Kimden kaldığı, kaç kez yıkandığı, nerede yırtıldığı…
Şimdi kıyafetler yeni ama hikâyeler yıpranmış.
Bir pantolon alırken aynaya değil, etikete bakılıyor.
İnsanlar birbirini gözünden değil, markasından tanıyor.
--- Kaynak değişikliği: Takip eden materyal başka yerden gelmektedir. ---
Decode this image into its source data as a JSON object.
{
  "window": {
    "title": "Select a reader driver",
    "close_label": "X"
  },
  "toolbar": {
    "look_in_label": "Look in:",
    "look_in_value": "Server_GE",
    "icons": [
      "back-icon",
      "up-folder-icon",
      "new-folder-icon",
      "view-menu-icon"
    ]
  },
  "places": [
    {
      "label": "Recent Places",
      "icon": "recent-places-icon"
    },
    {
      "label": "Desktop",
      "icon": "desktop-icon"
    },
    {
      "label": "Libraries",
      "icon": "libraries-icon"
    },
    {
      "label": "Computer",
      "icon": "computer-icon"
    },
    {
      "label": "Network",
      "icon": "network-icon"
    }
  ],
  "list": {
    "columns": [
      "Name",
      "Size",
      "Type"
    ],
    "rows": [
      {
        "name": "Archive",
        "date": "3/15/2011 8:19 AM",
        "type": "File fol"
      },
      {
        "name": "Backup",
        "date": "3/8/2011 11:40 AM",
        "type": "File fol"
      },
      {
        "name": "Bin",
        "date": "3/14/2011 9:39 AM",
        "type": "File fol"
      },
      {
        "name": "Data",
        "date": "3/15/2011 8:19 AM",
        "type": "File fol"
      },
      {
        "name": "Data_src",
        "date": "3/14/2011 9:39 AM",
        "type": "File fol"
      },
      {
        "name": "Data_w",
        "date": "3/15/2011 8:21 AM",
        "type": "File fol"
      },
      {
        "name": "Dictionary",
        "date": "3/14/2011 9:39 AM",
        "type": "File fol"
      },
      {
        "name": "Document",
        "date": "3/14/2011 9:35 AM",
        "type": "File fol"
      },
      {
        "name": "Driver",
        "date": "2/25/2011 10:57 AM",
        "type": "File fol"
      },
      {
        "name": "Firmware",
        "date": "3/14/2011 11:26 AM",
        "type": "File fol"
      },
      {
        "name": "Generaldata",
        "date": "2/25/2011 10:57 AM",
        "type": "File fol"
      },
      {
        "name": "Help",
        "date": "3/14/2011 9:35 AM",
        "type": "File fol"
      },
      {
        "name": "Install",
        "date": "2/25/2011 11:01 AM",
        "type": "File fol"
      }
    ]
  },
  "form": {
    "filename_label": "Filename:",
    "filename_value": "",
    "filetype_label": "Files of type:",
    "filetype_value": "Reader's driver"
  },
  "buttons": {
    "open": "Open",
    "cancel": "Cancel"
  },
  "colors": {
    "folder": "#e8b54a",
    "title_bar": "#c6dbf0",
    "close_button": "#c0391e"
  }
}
Üzerinde pahalı bir şey varsa “değerli”,
yoksa “eksik” sayılıyor.
Oysa biz yoklukla büyüdük ama eksik değildik.
Ceplerimiz boştu belki,
ama hayallerimiz doluydu.
Bir top yeterdi sokağı stada çevirmeye,
bir simit üç kişiye bayram yapardı.
Bugün vitrinler dolu,
insanların içi boş.
Çocuklar oyuncağıyla değil,
oyuncağının fiyatıyla övünüyor.
Mutluluk artık yaşanmıyor,
sergileniyor.
Bir zamanlar ayakkabı eskirdi,
ayağımız alışırdı.
Şimdi ayakkabı yeni,
insan yorgun.
Paylaşmayı öğrenmeden büyüyen bir kuşak var karşımızda.
Sahip olmayı marifet,
göstermeyi başarı sanıyor.
Yetmediğinde kalbi değil,
kredi kartını açıyor.
Unuttuk:
İnsanı büyük yapan giydiği değil,
taşıdığıdır.
Vicdan, emek, utanma…
Etiketleri kesip atmak kolay,
ama bu hayatın fiyatı
etiketle ölçülmez.
Bunu hatırlamadığımız sürece
en pahalı kıyafetlerin içinde
en ucuz hayatları yaşamaya devam edeceğiz.